When he signed the Homeland Security funding bill last week, President Bush vowed to track down illegal aliens inside the United States and enforce the law against employers who hire them.
"If somebody's here illegally, we've got to do everything we can to find them," said Bush. "We've got to crack down on employers who flout our laws."
Well, I have two pieces of information the president might find useful. The first is that I know where he can get excellent intelligence that could help the Department of Homeland Security (DHS) agents simultaneously find a great many illegal aliens and crack down on employers flouting the law. The second is that if DHS uses this information, it may well end up busting a state government for hiring illegal aliens.
The information is now in the possession of the Social Security Administration (SSA), which believes it is legally prevented from sharing it with DHS other than in the context of an ongoing criminal investigation.
Specifically, SSA has two lists. First, according to the SSA inspector general, SSA develops a list each year of all employers who submit 100 or more W-2 forms -- reporting the wages they have paid to their workers -- that SSA cannot credit to known taxpayers because the Social Security numbers on the W-2s are fake or don't belong to the person named on the form.
Secondly, the inspector general completed a more elite list in October 2004. It ranks the top 100 employers who filed the largest number of bad W-2s from 1997 to 2001. The publicly released version of this list does not name the employers, identifying them only by state, number of bad W-2s they filed and other payroll data.
These two SSA lists would be a gold mine for DHS agents assigned to worksite enforcement of the immigration laws because bad W-2s tend to be filed on behalf of illegal alien workers. Indeed, as then-SSA Inspector General James G. Huse Jr. told a House subcommittee in 2002, "illegal work is the primary cause" of these bad W-2s.
Here's why I suspect DHS might end up busting a state government for flouting the immigration law if it is given these lists: The October 2004 inspector general report said a state government agency was one of the top 100 filers of bad W-2s. "Forty-three of the top 100 employers were in the service industry, 32 were in the restaurant industry, and 20 employers were in the agriculture industry," reported the inspector general. "Four of the remaining employers were in the hotel/retail industry, and one was a state agency."
This means a state agency habitually sent the federal government large numbers of bad W-2s.
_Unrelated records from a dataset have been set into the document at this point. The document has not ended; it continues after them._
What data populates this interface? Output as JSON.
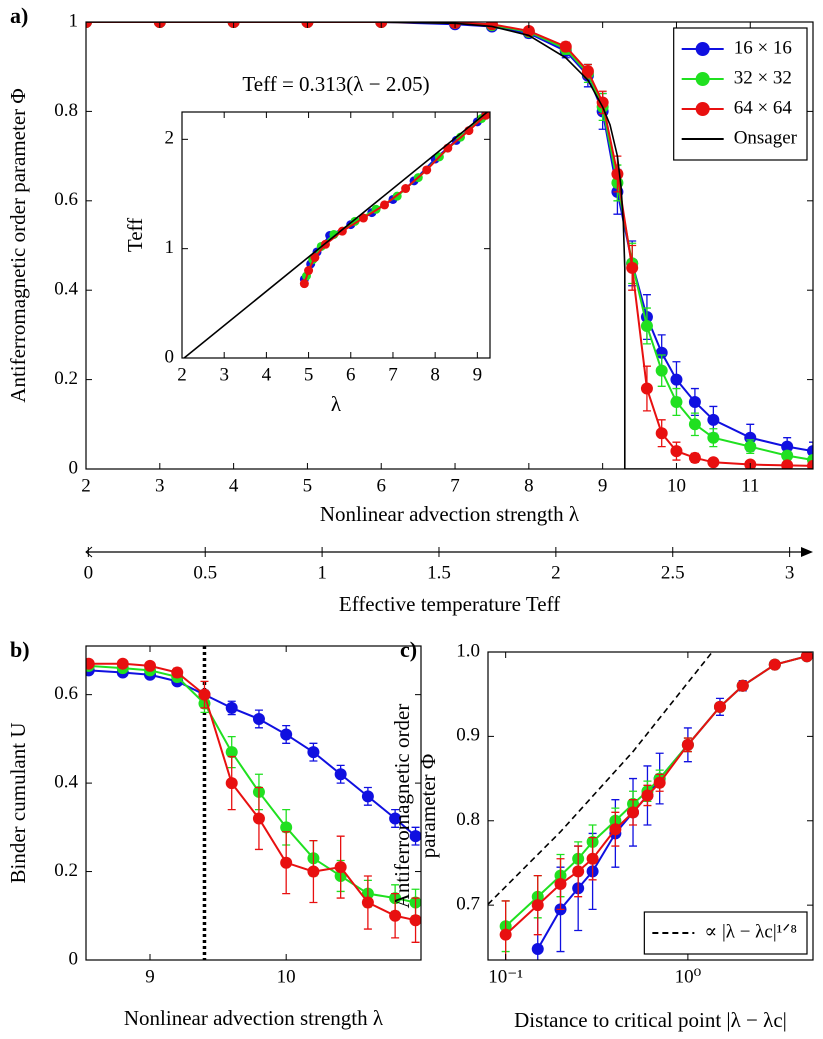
{
  "chart_data": [
    {
      "type": "line",
      "panel_label": "a)",
      "xlabel": "Nonlinear advection strength λ",
      "ylabel": "Antiferromagnetic order parameter Φ",
      "xlim": [
        2,
        11.85
      ],
      "ylim": [
        0,
        1
      ],
      "xticks": [
        2,
        3,
        4,
        5,
        6,
        7,
        8,
        9,
        10,
        11
      ],
      "yticks": [
        0,
        0.2,
        0.4,
        0.6,
        0.8,
        1
      ],
      "legend": "upper right",
      "series": [
        {
          "name": "16 × 16",
          "color": "#1010e0",
          "style": "markers",
          "x": [
            2,
            3,
            4,
            5,
            6,
            7,
            7.5,
            8,
            8.5,
            8.8,
            9,
            9.2,
            9.4,
            9.6,
            9.8,
            10,
            10.25,
            10.5,
            11,
            11.5,
            11.85
          ],
          "values": [
            1,
            1,
            1,
            1,
            1,
            0.995,
            0.99,
            0.975,
            0.935,
            0.88,
            0.8,
            0.62,
            0.46,
            0.34,
            0.26,
            0.2,
            0.15,
            0.11,
            0.07,
            0.05,
            0.04
          ],
          "errors": [
            0.002,
            0.002,
            0.002,
            0.002,
            0.003,
            0.004,
            0.006,
            0.01,
            0.015,
            0.025,
            0.04,
            0.05,
            0.05,
            0.05,
            0.04,
            0.04,
            0.03,
            0.03,
            0.03,
            0.02,
            0.02
          ]
        },
        {
          "name": "32 × 32",
          "color": "#20e020",
          "style": "markers",
          "x": [
            2,
            3,
            4,
            5,
            6,
            7,
            7.5,
            8,
            8.5,
            8.8,
            9,
            9.2,
            9.4,
            9.6,
            9.8,
            10,
            10.25,
            10.5,
            11,
            11.5,
            11.85
          ],
          "values": [
            1,
            1,
            1,
            1,
            1,
            0.998,
            0.993,
            0.978,
            0.94,
            0.885,
            0.81,
            0.64,
            0.46,
            0.32,
            0.22,
            0.15,
            0.1,
            0.07,
            0.05,
            0.03,
            0.02
          ],
          "errors": [
            0.001,
            0.001,
            0.001,
            0.001,
            0.002,
            0.003,
            0.005,
            0.008,
            0.012,
            0.02,
            0.03,
            0.04,
            0.045,
            0.04,
            0.035,
            0.03,
            0.025,
            0.02,
            0.015,
            0.01,
            0.01
          ]
        },
        {
          "name": "64 × 64",
          "color": "#e81010",
          "style": "markers",
          "x": [
            2,
            3,
            4,
            5,
            6,
            7,
            7.5,
            8,
            8.5,
            8.8,
            9,
            9.2,
            9.4,
            9.6,
            9.8,
            10,
            10.25,
            10.5,
            11,
            11.5,
            11.85
          ],
          "values": [
            1,
            1,
            1,
            1,
            1,
            0.998,
            0.995,
            0.98,
            0.945,
            0.89,
            0.82,
            0.66,
            0.45,
            0.18,
            0.08,
            0.04,
            0.025,
            0.015,
            0.01,
            0.008,
            0.007
          ],
          "errors": [
            0.001,
            0.001,
            0.001,
            0.001,
            0.001,
            0.002,
            0.004,
            0.006,
            0.01,
            0.015,
            0.025,
            0.04,
            0.05,
            0.05,
            0.03,
            0.02,
            0.01,
            0.008,
            0.005,
            0.004,
            0.004
          ]
        },
        {
          "name": "Onsager",
          "color": "#000000",
          "style": "line",
          "x": [
            2,
            6,
            7,
            7.5,
            8,
            8.5,
            8.8,
            9,
            9.1,
            9.2,
            9.25,
            9.28,
            9.3,
            9.3,
            11.85
          ],
          "values": [
            1,
            1,
            0.997,
            0.99,
            0.97,
            0.92,
            0.87,
            0.81,
            0.77,
            0.7,
            0.63,
            0.55,
            0.45,
            0,
            0
          ]
        }
      ]
    },
    {
      "type": "line",
      "title": "Teff = 0.313(λ − 2.05)",
      "xlabel": "λ",
      "ylabel": "Teff",
      "xlim": [
        2,
        9.3
      ],
      "ylim": [
        0,
        2.25
      ],
      "xticks": [
        2,
        3,
        4,
        5,
        6,
        7,
        8,
        9
      ],
      "yticks": [
        0,
        1,
        2
      ],
      "series": [
        {
          "color": "#1010e0",
          "style": "markers",
          "x": [
            4.9,
            5.05,
            5.2,
            5.5,
            6,
            6.5,
            7,
            7.5,
            8,
            8.5,
            9,
            9.2
          ],
          "values": [
            0.72,
            0.86,
            0.97,
            1.12,
            1.22,
            1.33,
            1.45,
            1.62,
            1.82,
            1.99,
            2.16,
            2.23
          ]
        },
        {
          "color": "#20e020",
          "style": "markers",
          "x": [
            4.95,
            5.1,
            5.3,
            5.6,
            6.1,
            6.6,
            7.1,
            7.6,
            8.1,
            8.6,
            9.1
          ],
          "values": [
            0.75,
            0.9,
            1.02,
            1.13,
            1.25,
            1.36,
            1.48,
            1.65,
            1.84,
            2.02,
            2.19
          ]
        },
        {
          "color": "#e81010",
          "style": "markers",
          "x": [
            4.9,
            5.0,
            5.15,
            5.4,
            5.8,
            6.3,
            6.8,
            7.3,
            7.8,
            8.3,
            8.8,
            9.2
          ],
          "values": [
            0.68,
            0.8,
            0.92,
            1.04,
            1.16,
            1.28,
            1.4,
            1.55,
            1.72,
            1.92,
            2.08,
            2.22
          ]
        },
        {
          "color": "#000000",
          "style": "line",
          "x": [
            2.05,
            9.3
          ],
          "values": [
            0,
            2.27
          ]
        }
      ]
    },
    {
      "type": "axis",
      "xlabel": "Effective temperature Teff",
      "xlim": [
        -0.01,
        3.1
      ],
      "xticks": [
        0,
        0.5,
        1,
        1.5,
        2,
        2.5,
        3
      ]
    },
    {
      "type": "line",
      "panel_label": "b)",
      "xlabel": "Nonlinear advection strength λ",
      "ylabel": "Binder cumulant U",
      "xlim": [
        8.53,
        10.99
      ],
      "ylim": [
        0,
        0.71
      ],
      "xticks": [
        9,
        10
      ],
      "yticks": [
        0,
        0.2,
        0.4,
        0.6
      ],
      "vline": 9.4,
      "series": [
        {
          "color": "#1010e0",
          "style": "markers",
          "x": [
            8.55,
            8.8,
            9.0,
            9.2,
            9.4,
            9.6,
            9.8,
            10.0,
            10.2,
            10.4,
            10.6,
            10.8,
            10.95
          ],
          "values": [
            0.655,
            0.65,
            0.645,
            0.63,
            0.6,
            0.57,
            0.545,
            0.51,
            0.47,
            0.42,
            0.37,
            0.32,
            0.28
          ],
          "errors": [
            0.005,
            0.005,
            0.006,
            0.008,
            0.01,
            0.015,
            0.02,
            0.02,
            0.02,
            0.02,
            0.02,
            0.02,
            0.02
          ]
        },
        {
          "color": "#20e020",
          "style": "markers",
          "x": [
            8.55,
            8.8,
            9.0,
            9.2,
            9.4,
            9.6,
            9.8,
            10.0,
            10.2,
            10.4,
            10.6,
            10.8,
            10.95
          ],
          "values": [
            0.665,
            0.66,
            0.655,
            0.64,
            0.58,
            0.47,
            0.38,
            0.3,
            0.23,
            0.19,
            0.15,
            0.14,
            0.13
          ],
          "errors": [
            0.004,
            0.004,
            0.005,
            0.008,
            0.02,
            0.035,
            0.04,
            0.04,
            0.04,
            0.035,
            0.03,
            0.03,
            0.03
          ]
        },
        {
          "color": "#e81010",
          "style": "markers",
          "x": [
            8.55,
            8.8,
            9.0,
            9.2,
            9.4,
            9.6,
            9.8,
            10.0,
            10.2,
            10.4,
            10.6,
            10.8,
            10.95
          ],
          "values": [
            0.67,
            0.67,
            0.665,
            0.65,
            0.6,
            0.4,
            0.32,
            0.22,
            0.2,
            0.21,
            0.13,
            0.1,
            0.09
          ],
          "errors": [
            0.004,
            0.004,
            0.005,
            0.01,
            0.03,
            0.06,
            0.07,
            0.07,
            0.07,
            0.07,
            0.06,
            0.05,
            0.05
          ]
        }
      ]
    },
    {
      "type": "line",
      "panel_label": "c)",
      "xlabel": "Distance to critical point |λ − λc|",
      "ylabel": [
        "Antiferromagnetic order",
        "parameter Φ"
      ],
      "xscale": "log",
      "xlim": [
        0.08,
        4.86
      ],
      "ylim": [
        0.635,
        1.0
      ],
      "xticks": [
        {
          "value": 0.1,
          "label": "10⁻¹"
        },
        {
          "value": 1,
          "label": "10⁰"
        }
      ],
      "yticks": [
        0.7,
        0.8,
        0.9,
        {
          "value": 1,
          "label": "1.0"
        }
      ],
      "legend": "lower right",
      "series": [
        {
          "color": "#1010e0",
          "style": "markers",
          "x": [
            0.1,
            0.15,
            0.2,
            0.25,
            0.3,
            0.4,
            0.5,
            0.6,
            0.7,
            1,
            1.5,
            2,
            3,
            4.5
          ],
          "values": [
            null,
            0.648,
            0.695,
            0.72,
            0.74,
            0.785,
            0.81,
            0.83,
            0.85,
            0.89,
            0.935,
            0.96,
            0.985,
            0.995
          ],
          "errors": [
            null,
            0.05,
            0.05,
            0.05,
            0.045,
            0.04,
            0.04,
            0.035,
            0.03,
            0.02,
            0.01,
            0.006,
            0.004,
            0.002
          ]
        },
        {
          "color": "#20e020",
          "style": "markers",
          "x": [
            0.1,
            0.15,
            0.2,
            0.25,
            0.3,
            0.4,
            0.5,
            0.6,
            0.7,
            1,
            1.5,
            2,
            3,
            4.5
          ],
          "values": [
            0.675,
            0.71,
            0.735,
            0.755,
            0.775,
            0.8,
            0.82,
            0.835,
            0.85,
            0.89,
            0.935,
            0.96,
            0.985,
            0.995
          ],
          "errors": [
            0.03,
            0.025,
            0.025,
            0.02,
            0.02,
            0.015,
            0.015,
            0.012,
            0.01,
            0.008,
            0.005,
            0.004,
            0.003,
            0.002
          ]
        },
        {
          "color": "#e81010",
          "style": "markers",
          "x": [
            0.1,
            0.15,
            0.2,
            0.25,
            0.3,
            0.4,
            0.5,
            0.6,
            0.7,
            1,
            1.5,
            2,
            3,
            4.5
          ],
          "values": [
            0.665,
            0.7,
            0.725,
            0.74,
            0.755,
            0.79,
            0.81,
            0.83,
            0.845,
            0.89,
            0.935,
            0.96,
            0.985,
            0.995
          ],
          "errors": [
            0.04,
            0.035,
            0.03,
            0.03,
            0.025,
            0.02,
            0.015,
            0.012,
            0.01,
            0.008,
            0.005,
            0.004,
            0.003,
            0.002
          ]
        },
        {
          "name": "∝ |λ − λc|¹ᐟ⁸",
          "color": "#000000",
          "style": "line",
          "dashed": true,
          "x": [
            0.08,
            0.2,
            0.5,
            1.36
          ],
          "values": [
            0.701,
            0.787,
            0.882,
            1.0
          ]
        }
      ]
    }
  ]
}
In fact, the No. 1 employer on the list submitted 131,991 bad W-2s over five years. The No. 100 employer filed 12,951. The state agency, in other words, had to file at least 12,951.
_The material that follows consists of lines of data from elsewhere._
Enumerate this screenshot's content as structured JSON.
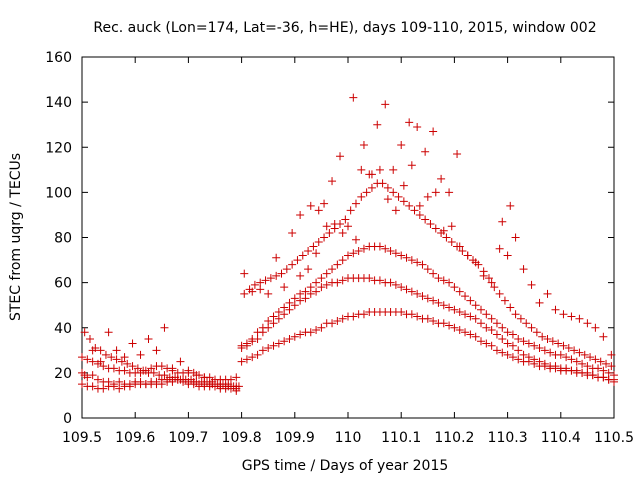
{
  "chart_data": {
    "type": "scatter",
    "title": "Rec. auck (Lon=174, Lat=-36, h=HE), days 109-110, 2015, window 002",
    "xlabel": "GPS time / Days of year 2015",
    "ylabel": "STEC from uqrg / TECUs",
    "xlim": [
      109.5,
      110.5
    ],
    "ylim": [
      0,
      160
    ],
    "x_ticks": [
      109.5,
      109.6,
      109.7,
      109.8,
      109.9,
      110,
      110.1,
      110.2,
      110.3,
      110.4,
      110.5
    ],
    "x_tick_labels": [
      "109.5",
      "109.6",
      "109.7",
      "109.8",
      "109.9",
      "110",
      "110.1",
      "110.2",
      "110.3",
      "110.4",
      "110.5"
    ],
    "y_ticks": [
      0,
      20,
      40,
      60,
      80,
      100,
      120,
      140,
      160
    ],
    "y_tick_labels": [
      "0",
      "20",
      "40",
      "60",
      "80",
      "100",
      "120",
      "140",
      "160"
    ],
    "grid": false,
    "marker": "plus",
    "color": "#cc0000",
    "series": [
      {
        "x": [
          109.5,
          109.51,
          109.52,
          109.53,
          109.54,
          109.55,
          109.56,
          109.57,
          109.58,
          109.59,
          109.6,
          109.61,
          109.62,
          109.63,
          109.64,
          109.65,
          109.66,
          109.67,
          109.68,
          109.69,
          109.7,
          109.71,
          109.72,
          109.73,
          109.74,
          109.75,
          109.76,
          109.77,
          109.78,
          109.79,
          109.8,
          109.81,
          109.82,
          109.83,
          109.84,
          109.85,
          109.86,
          109.87,
          109.88,
          109.89,
          109.9,
          109.91,
          109.92,
          109.93,
          109.94,
          109.95,
          109.96,
          109.97,
          109.98,
          109.99,
          110.0,
          110.01,
          110.02,
          110.03,
          110.04,
          110.05,
          110.06,
          110.07,
          110.08,
          110.09,
          110.1,
          110.11,
          110.12,
          110.13,
          110.14,
          110.15,
          110.16,
          110.17,
          110.18,
          110.19,
          110.2,
          110.21,
          110.22,
          110.23,
          110.24,
          110.25,
          110.26,
          110.27,
          110.28,
          110.29,
          110.3,
          110.31,
          110.32,
          110.33,
          110.34,
          110.35,
          110.36,
          110.37,
          110.38,
          110.39,
          110.4,
          110.41,
          110.42,
          110.43,
          110.44,
          110.45,
          110.46,
          110.47,
          110.48,
          110.49,
          110.5,
          109.5,
          109.51,
          109.52,
          109.53,
          109.54,
          109.55,
          109.56,
          109.57,
          109.58,
          109.59,
          109.6,
          109.61,
          109.62,
          109.63,
          109.64,
          109.65,
          109.66,
          109.67,
          109.68,
          109.69,
          109.7,
          109.71,
          109.72,
          109.73,
          109.74,
          109.75,
          109.76,
          109.77,
          109.78,
          109.79,
          109.8,
          109.81,
          109.82,
          109.83,
          109.84,
          109.85,
          109.86,
          109.87,
          109.88,
          109.89,
          109.9,
          109.91,
          109.92,
          109.93,
          109.94,
          109.95,
          109.96,
          109.97,
          109.98,
          109.99,
          110.0,
          110.01,
          110.02,
          110.03,
          110.04,
          110.05,
          110.06,
          110.07,
          110.08,
          110.09,
          110.1,
          110.11,
          110.12,
          110.13,
          110.14,
          110.15,
          110.16,
          110.17,
          110.18,
          110.19,
          110.2,
          110.21,
          110.22,
          110.23,
          110.24,
          110.25,
          110.26,
          110.27,
          110.28,
          110.29,
          110.3,
          110.31,
          110.32,
          110.33,
          110.34,
          110.35,
          110.36,
          110.37,
          110.38,
          110.39,
          110.4,
          110.41,
          110.42,
          110.43,
          110.44,
          110.45,
          110.46,
          110.47,
          110.48,
          110.49,
          110.5,
          109.5,
          109.51,
          109.52,
          109.53,
          109.54,
          109.55,
          109.56,
          109.57,
          109.58,
          109.59,
          109.6,
          109.61,
          109.62,
          109.63,
          109.64,
          109.65,
          109.66,
          109.67,
          109.68,
          109.69,
          109.7,
          109.71,
          109.72,
          109.73,
          109.74,
          109.75,
          109.76,
          109.77,
          109.78,
          109.79,
          109.8,
          109.81,
          109.82,
          109.83,
          109.84,
          109.85,
          109.86,
          109.87,
          109.88,
          109.89,
          109.9,
          109.91,
          109.92,
          109.93,
          109.94,
          109.95,
          109.96,
          109.97,
          109.98,
          109.99,
          110.0,
          110.01,
          110.02,
          110.03,
          110.04,
          110.05,
          110.06,
          110.07,
          110.08,
          110.09,
          110.1,
          110.11,
          110.12,
          110.13,
          110.14,
          110.15,
          110.16,
          110.17,
          110.18,
          110.19,
          110.2,
          110.21,
          110.22,
          110.23,
          110.24,
          110.25,
          110.26,
          110.27,
          110.28,
          110.29,
          110.3,
          110.31,
          110.32,
          110.33,
          110.34,
          110.35,
          110.36,
          110.37,
          110.38,
          110.39,
          110.4,
          110.41,
          110.42,
          110.43,
          110.44,
          110.45,
          110.46,
          110.47,
          110.48,
          110.49,
          110.5,
          109.505,
          109.515,
          109.525,
          109.535,
          109.545,
          109.555,
          109.565,
          109.575,
          109.585,
          109.595,
          109.605,
          109.615,
          109.625,
          109.635,
          109.645,
          109.655,
          109.665,
          109.675,
          109.685,
          109.695,
          109.705,
          109.715,
          109.725,
          109.735,
          109.745,
          109.755,
          109.765,
          109.775,
          109.785,
          109.795,
          109.805,
          109.815,
          109.825,
          109.835,
          109.845,
          109.855,
          109.865,
          109.875,
          109.885,
          109.895,
          109.905,
          109.915,
          109.925,
          109.935,
          109.945,
          109.955,
          109.965,
          109.975,
          109.985,
          109.995,
          110.005,
          110.015,
          110.025,
          110.035,
          110.045,
          110.055,
          110.065,
          110.075,
          110.085,
          110.095,
          110.105,
          110.115,
          110.125,
          110.135,
          110.145,
          110.155,
          110.165,
          110.175,
          110.185,
          110.195,
          110.205,
          110.215,
          110.225,
          110.235,
          110.245,
          110.255,
          110.265,
          110.275,
          110.285,
          110.295,
          110.305,
          110.315,
          110.325,
          110.335,
          110.345,
          110.355,
          110.365,
          110.375,
          110.385,
          110.395,
          110.405,
          110.415,
          110.425,
          110.435,
          110.445,
          110.455,
          110.465,
          110.475,
          110.485,
          110.495,
          109.505,
          109.52,
          109.535,
          109.55,
          109.565,
          109.58,
          109.595,
          109.61,
          109.625,
          109.64,
          109.655,
          109.67,
          109.685,
          109.7,
          109.715,
          109.73,
          109.745,
          109.76,
          109.775,
          109.79,
          109.805,
          109.82,
          109.835,
          109.85,
          109.865,
          109.88,
          109.895,
          109.91,
          109.925,
          109.94,
          109.955,
          109.97,
          109.985,
          110.0,
          110.015,
          110.03,
          110.045,
          110.06,
          110.075,
          110.09,
          110.105,
          110.12,
          110.135,
          110.15,
          110.165,
          110.18,
          110.195,
          110.21,
          110.225,
          110.24,
          110.255,
          110.27,
          110.285,
          110.3,
          110.315,
          110.33,
          110.345,
          110.36,
          110.375,
          110.39,
          110.405,
          110.42,
          110.435,
          110.45,
          110.465,
          110.48,
          110.495,
          109.91,
          109.93,
          109.945,
          109.96,
          109.975,
          109.99,
          110.01,
          110.025,
          110.04,
          110.055,
          110.07,
          110.085,
          110.1,
          110.115,
          110.13,
          110.145,
          110.16,
          110.175,
          110.19,
          110.205,
          110.29,
          110.305
        ],
        "y": [
          20,
          18,
          19,
          17,
          16,
          16,
          15,
          16,
          15,
          15,
          16,
          16,
          15,
          15,
          15,
          15,
          16,
          16,
          17,
          17,
          16,
          16,
          15,
          15,
          15,
          14,
          14,
          14,
          14,
          13,
          25,
          26,
          27,
          28,
          30,
          31,
          32,
          33,
          34,
          35,
          36,
          37,
          38,
          38,
          39,
          40,
          42,
          42,
          43,
          44,
          45,
          45,
          46,
          46,
          47,
          47,
          47,
          47,
          47,
          47,
          47,
          46,
          46,
          45,
          44,
          44,
          43,
          42,
          42,
          41,
          40,
          39,
          38,
          37,
          36,
          34,
          33,
          32,
          30,
          29,
          28,
          27,
          26,
          25,
          25,
          24,
          23,
          23,
          22,
          22,
          21,
          21,
          21,
          20,
          20,
          19,
          19,
          18,
          18,
          17,
          17,
          15,
          14,
          14,
          13,
          13,
          14,
          14,
          13,
          14,
          14,
          15,
          15,
          15,
          16,
          16,
          17,
          17,
          17,
          17,
          16,
          15,
          15,
          14,
          14,
          14,
          14,
          13,
          13,
          13,
          12,
          31,
          32,
          34,
          35,
          38,
          40,
          42,
          44,
          46,
          48,
          50,
          52,
          53,
          55,
          56,
          58,
          59,
          60,
          60,
          61,
          62,
          62,
          62,
          62,
          62,
          61,
          61,
          60,
          60,
          59,
          58,
          57,
          56,
          55,
          54,
          53,
          52,
          51,
          50,
          49,
          48,
          47,
          46,
          45,
          44,
          42,
          40,
          39,
          37,
          35,
          33,
          32,
          30,
          28,
          27,
          26,
          25,
          24,
          23,
          23,
          22,
          22,
          21,
          21,
          20,
          20,
          19,
          18,
          18,
          17,
          16,
          27,
          26,
          25,
          24,
          23,
          22,
          22,
          21,
          21,
          20,
          20,
          20,
          21,
          22,
          23,
          23,
          22,
          21,
          20,
          20,
          21,
          20,
          19,
          18,
          18,
          17,
          17,
          17,
          17,
          18,
          32,
          33,
          35,
          38,
          40,
          43,
          45,
          47,
          49,
          51,
          53,
          55,
          56,
          58,
          60,
          62,
          64,
          66,
          68,
          70,
          72,
          73,
          74,
          75,
          76,
          76,
          76,
          75,
          74,
          73,
          72,
          71,
          70,
          69,
          68,
          66,
          64,
          62,
          61,
          60,
          58,
          56,
          54,
          52,
          50,
          48,
          46,
          44,
          42,
          40,
          38,
          37,
          35,
          34,
          33,
          32,
          31,
          30,
          29,
          28,
          28,
          27,
          26,
          25,
          24,
          23,
          22,
          22,
          21,
          20,
          19,
          38,
          35,
          31,
          30,
          28,
          27,
          26,
          25,
          24,
          23,
          22,
          21,
          20,
          20,
          19,
          19,
          18,
          18,
          17,
          17,
          17,
          16,
          16,
          16,
          15,
          15,
          15,
          14,
          14,
          14,
          55,
          57,
          59,
          60,
          61,
          62,
          63,
          64,
          66,
          68,
          70,
          72,
          74,
          76,
          78,
          80,
          82,
          84,
          86,
          88,
          92,
          95,
          98,
          100,
          102,
          104,
          104,
          102,
          100,
          98,
          96,
          94,
          92,
          90,
          88,
          86,
          84,
          82,
          80,
          78,
          76,
          74,
          72,
          70,
          68,
          65,
          62,
          58,
          55,
          52,
          49,
          46,
          44,
          42,
          40,
          38,
          36,
          35,
          34,
          33,
          32,
          31,
          30,
          29,
          28,
          27,
          26,
          25,
          24,
          23,
          19,
          30,
          25,
          38,
          30,
          27,
          33,
          28,
          35,
          30,
          40,
          22,
          25,
          20,
          19,
          18,
          16,
          15,
          15,
          14,
          64,
          56,
          57,
          55,
          71,
          58,
          82,
          63,
          66,
          73,
          95,
          105,
          116,
          85,
          79,
          121,
          108,
          110,
          97,
          92,
          103,
          112,
          94,
          98,
          100,
          83,
          85,
          76,
          72,
          69,
          63,
          60,
          75,
          72,
          80,
          66,
          59,
          51,
          55,
          48,
          46,
          45,
          44,
          42,
          40,
          36,
          28,
          90,
          94,
          92,
          85,
          86,
          82,
          142,
          110,
          108,
          130,
          139,
          110,
          121,
          131,
          129,
          118,
          127,
          106,
          100,
          117,
          87,
          94
        ]
      }
    ]
  }
}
To which state does this agency belong? The top 100 included employers in 27 states. California led with 25. President Bush's Texas placed second with 15. Illinois placed third with 14. Florida and Ohio tied for fourth with 4.
But when I asked the inspector general's office to name the state government whose agency made the list, it refused. The Internal Revenue Code, I was told, prohibits SSA from publicly releasing the names of employers who file bad W-2s, even if it is a state government. SSA cannot reveal the names even to DHS, the inspector general's office said, except in the context of an ongoing criminal investigation.
"The state location and name of the state agency is protected under Section 6103 of the Internal Revenue Code," the office said in written responses to my inquiries. "With the exception of an ongoing criminal investigation, the same disclosure restrictions under Section 6103 of the Internal Revenue Code apply to sharing this information with outside parties, such as DHS."
As far back as 2001, the inspector general recommended SSA take action to deal with this problem. "(W)e recommended that SSA re-evaluate the application of existing disclosure laws or seek legislative authority to remove barriers that would allow SSA to share information regarding chronic problem employers with other federal agencies, such as DHS," said the inspector general's office. But it has not been done.
Taxpayers have a right to know if their state government is filing large numbers of bad W-2s. Stockholders have a right to know if companies they invest in are filing large numbers of bad W-2s. All Americans deserve a secure border.
If President Bush is serious about worksite enforcement of the immigration laws -- and about corporate responsibility and about safeguarding the Social Security system -- he will ask Congress to change the law so SSA can reveal to the public and to Homeland Security which U.S. employers habitually file large numbers of bad W-2s.